Xavier FLACTIF, promoteur immobilier, sa compagne, Graziella ORTOLANO, gérante de différentes sociétés civiles immobilières, et leurs trois enfants âgés de 6 à 11 ans ont disparu le 12 avril 2003 au Grand Bornand (Haute-Savoie). Songeant dans un premier temps à une fuite de la famille vers la Suisse ou l'Italie, les gendarmes découvrent dans le chalet des traces de sang nettoyées et non visibles à l'oeil nu ainsi qu'une douille et des morceaux de dents.

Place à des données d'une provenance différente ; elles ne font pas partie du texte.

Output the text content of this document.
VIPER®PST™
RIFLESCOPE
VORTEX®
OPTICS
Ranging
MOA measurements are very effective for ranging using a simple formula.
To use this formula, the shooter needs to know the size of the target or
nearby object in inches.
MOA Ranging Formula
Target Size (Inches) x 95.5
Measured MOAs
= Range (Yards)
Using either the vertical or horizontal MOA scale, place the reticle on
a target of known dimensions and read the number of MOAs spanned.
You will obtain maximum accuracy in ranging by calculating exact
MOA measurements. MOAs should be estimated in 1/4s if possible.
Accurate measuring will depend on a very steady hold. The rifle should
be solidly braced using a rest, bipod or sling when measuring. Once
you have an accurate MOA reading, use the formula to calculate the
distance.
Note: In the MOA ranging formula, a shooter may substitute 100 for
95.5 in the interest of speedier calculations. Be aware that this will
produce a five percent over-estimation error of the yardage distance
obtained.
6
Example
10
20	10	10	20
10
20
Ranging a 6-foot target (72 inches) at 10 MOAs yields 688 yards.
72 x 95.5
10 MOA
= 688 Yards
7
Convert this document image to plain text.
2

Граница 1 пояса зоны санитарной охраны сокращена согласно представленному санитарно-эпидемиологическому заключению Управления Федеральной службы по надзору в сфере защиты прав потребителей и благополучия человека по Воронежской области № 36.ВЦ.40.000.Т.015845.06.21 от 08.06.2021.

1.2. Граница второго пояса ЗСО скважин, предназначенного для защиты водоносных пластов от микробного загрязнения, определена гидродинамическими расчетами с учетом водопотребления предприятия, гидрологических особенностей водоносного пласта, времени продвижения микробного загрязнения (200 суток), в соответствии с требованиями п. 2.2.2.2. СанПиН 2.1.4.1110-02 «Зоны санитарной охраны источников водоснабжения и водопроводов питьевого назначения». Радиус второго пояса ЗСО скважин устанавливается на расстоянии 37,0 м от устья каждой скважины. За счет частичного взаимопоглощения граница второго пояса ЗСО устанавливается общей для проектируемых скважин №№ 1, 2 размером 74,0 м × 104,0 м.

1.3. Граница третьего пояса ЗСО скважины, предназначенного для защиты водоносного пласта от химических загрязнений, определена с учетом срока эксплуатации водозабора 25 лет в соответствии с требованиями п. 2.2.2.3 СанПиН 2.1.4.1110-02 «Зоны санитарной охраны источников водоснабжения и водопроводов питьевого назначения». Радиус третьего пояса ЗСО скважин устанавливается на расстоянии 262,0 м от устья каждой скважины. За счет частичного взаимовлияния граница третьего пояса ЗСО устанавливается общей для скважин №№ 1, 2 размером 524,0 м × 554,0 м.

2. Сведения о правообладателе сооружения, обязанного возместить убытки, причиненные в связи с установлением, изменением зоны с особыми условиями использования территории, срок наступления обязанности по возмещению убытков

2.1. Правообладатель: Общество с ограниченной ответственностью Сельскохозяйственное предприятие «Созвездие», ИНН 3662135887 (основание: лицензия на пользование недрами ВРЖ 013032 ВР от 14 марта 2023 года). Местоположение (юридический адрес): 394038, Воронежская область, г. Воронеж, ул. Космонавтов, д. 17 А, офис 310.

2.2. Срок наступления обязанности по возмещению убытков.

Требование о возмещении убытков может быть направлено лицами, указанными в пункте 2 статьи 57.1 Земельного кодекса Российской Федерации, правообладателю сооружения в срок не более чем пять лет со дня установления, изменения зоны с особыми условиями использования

Ce n'est que le 16 septembre 2003 que David HOTYAT (avec la complicité de trois personnes) avoue avoir tué violemment, seul, cinq membres de la famille FLACTIF suite à une violente dispute à propos d'une question financière, puis tenté de faire disparaître les corps en les brûlant sauvagement...

La négociation de l'immeuble

L'immeuble est un chalet à usage d'habitation située sur la commune de Grand Bornand, lieu-dit "le Chinaillon", d'une surface habitable de 235 m², sur un terrain de 841 m², acquis en date du 28 juin 2002 moyennant le prix de 457 348 €.

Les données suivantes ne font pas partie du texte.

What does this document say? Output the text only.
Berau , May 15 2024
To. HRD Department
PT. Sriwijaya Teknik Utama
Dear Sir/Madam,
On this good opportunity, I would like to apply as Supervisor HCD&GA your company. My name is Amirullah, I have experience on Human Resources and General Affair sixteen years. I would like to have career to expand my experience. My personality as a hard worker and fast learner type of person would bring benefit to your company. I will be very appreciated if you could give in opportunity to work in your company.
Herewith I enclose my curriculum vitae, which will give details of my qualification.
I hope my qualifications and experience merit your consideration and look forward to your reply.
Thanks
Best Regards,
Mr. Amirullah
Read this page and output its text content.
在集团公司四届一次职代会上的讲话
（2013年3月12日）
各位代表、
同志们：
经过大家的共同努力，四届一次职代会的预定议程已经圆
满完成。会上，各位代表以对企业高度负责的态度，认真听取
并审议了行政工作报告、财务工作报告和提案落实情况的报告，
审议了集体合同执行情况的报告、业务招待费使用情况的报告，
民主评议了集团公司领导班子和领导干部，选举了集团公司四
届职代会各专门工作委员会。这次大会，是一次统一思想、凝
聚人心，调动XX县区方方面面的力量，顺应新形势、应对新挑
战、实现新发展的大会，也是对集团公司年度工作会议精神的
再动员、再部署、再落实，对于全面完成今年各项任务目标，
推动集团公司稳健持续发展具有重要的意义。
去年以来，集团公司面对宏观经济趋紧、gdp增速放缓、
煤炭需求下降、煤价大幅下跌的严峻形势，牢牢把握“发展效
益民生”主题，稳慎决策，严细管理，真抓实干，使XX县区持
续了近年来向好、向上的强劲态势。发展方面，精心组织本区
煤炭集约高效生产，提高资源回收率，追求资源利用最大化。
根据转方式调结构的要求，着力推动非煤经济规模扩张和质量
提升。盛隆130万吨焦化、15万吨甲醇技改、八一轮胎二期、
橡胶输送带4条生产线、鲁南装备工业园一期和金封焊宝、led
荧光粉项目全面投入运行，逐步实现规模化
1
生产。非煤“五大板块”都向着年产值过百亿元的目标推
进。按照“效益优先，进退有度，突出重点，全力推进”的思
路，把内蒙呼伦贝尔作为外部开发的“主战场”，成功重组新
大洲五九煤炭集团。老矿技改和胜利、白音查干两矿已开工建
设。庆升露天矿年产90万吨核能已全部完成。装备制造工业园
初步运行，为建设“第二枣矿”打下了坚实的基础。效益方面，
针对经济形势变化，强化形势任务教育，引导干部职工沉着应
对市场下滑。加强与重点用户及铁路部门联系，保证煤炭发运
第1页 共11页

La valeur vénale aurait été estimée à dire d'expert de justice, en 2006, à 826 000 € puis ramenée à 632 000 € pour tenir compte de la dépréciation pour faits criminels, enfin à moins de 600 000 € pour tenir compte de la baisse du marché (source : France Info).

La vente a eu lieu le 11 juin 2009 par adjudication publique au tribunal de Grande Instance d'Annecy pour 315 000 €. Les prix de vente de chalets dans ce secteur sont d'environ 800 000 € à 1 000 000 €.

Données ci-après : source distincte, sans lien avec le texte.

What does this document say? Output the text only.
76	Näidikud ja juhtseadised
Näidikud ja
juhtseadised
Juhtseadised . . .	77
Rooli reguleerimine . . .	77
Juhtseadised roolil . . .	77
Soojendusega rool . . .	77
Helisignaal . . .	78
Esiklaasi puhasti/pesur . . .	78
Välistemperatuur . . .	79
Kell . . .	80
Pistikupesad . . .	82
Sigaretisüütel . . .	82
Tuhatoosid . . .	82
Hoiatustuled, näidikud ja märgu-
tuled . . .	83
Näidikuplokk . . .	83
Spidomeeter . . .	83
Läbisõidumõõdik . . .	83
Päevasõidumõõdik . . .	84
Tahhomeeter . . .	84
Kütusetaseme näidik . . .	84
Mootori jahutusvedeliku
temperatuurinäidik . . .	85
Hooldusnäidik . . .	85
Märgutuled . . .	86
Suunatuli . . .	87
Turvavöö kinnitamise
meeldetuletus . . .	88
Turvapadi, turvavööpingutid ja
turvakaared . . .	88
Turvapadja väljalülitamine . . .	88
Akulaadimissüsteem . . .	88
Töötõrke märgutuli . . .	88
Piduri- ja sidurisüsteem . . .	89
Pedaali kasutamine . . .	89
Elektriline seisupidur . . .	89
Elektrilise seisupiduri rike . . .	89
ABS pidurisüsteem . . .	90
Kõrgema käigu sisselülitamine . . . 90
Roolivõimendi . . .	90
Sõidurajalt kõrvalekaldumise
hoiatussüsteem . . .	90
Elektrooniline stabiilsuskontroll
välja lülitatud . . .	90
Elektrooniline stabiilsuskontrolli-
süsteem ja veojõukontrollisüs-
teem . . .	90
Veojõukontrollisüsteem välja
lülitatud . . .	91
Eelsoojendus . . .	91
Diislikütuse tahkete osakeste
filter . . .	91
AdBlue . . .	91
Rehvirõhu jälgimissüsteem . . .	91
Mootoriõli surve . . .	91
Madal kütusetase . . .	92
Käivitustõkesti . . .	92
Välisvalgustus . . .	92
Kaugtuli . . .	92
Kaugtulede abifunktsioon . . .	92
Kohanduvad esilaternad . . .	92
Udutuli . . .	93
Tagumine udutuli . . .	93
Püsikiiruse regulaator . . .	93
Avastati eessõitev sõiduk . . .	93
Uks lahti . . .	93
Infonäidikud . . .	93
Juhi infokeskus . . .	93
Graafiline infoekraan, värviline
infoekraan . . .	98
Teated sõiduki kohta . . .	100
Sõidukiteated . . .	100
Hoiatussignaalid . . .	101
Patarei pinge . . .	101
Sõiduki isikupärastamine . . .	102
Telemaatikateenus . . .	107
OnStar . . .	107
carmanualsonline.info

Selon l'évolution de l'indice INSEE PERVAL, reflétant la progression du marché immobilier, la réévaluation du prix d'achat de 2002 serait de 833 246 € en 2009. Bref, on peut raisonnablement convenir que la valeur vénale actuelle de l'immeuble s'est trouvée affectée par les faits qui s'y sont déroulés, d'environ 50 % sur l'estimation la plus faible.

Définition et nature d'un abattement

L'abattement se définit comme une déduction forfaitaire réalisée sur une somme à payer ou sur une valeur. Ainsi, il existe différents types d'abattements utilisés lors d'expertises immobilières par l'expert averti :

  • l'abattement fiscal : il consiste en une réduction légale sur la base d'imposition pour la résidence principale (ISF 30 %),
  • l'abattement pour occupation : il peut aller de 10 à 50 % en fonction des conditions du bail ou de la convention d'occupation (validé par la jurisprudence de la Cour de Cassation),
  • l'abattement technique : il consiste à déduire de la valeur vénale d'un immeuble un pourcentage déterminé compte tenu de l'état du bien ou de ses matériaux,
  • ou encore tout abattement justifié et exposé comme tel par l'expert en considération de l'immeuble expertisé...

Cependant, peut-on considérer qu'un fait dramatique puisse conditionner la naissance d'un abattement affectant la valeur vénale d'un immeuble ? L'abattement pour "fait d'horreur" n'est lié ni aux caractéristiques matérielles de l'immeuble (solidité de l'ouvrage, configuration, emplacement), ni à ses caractéristiques juridiques (occupation, servitude). Il repose sur l'histoire terrible de ses occupants à la condition essentielle et déterminante qu'elle soit connue.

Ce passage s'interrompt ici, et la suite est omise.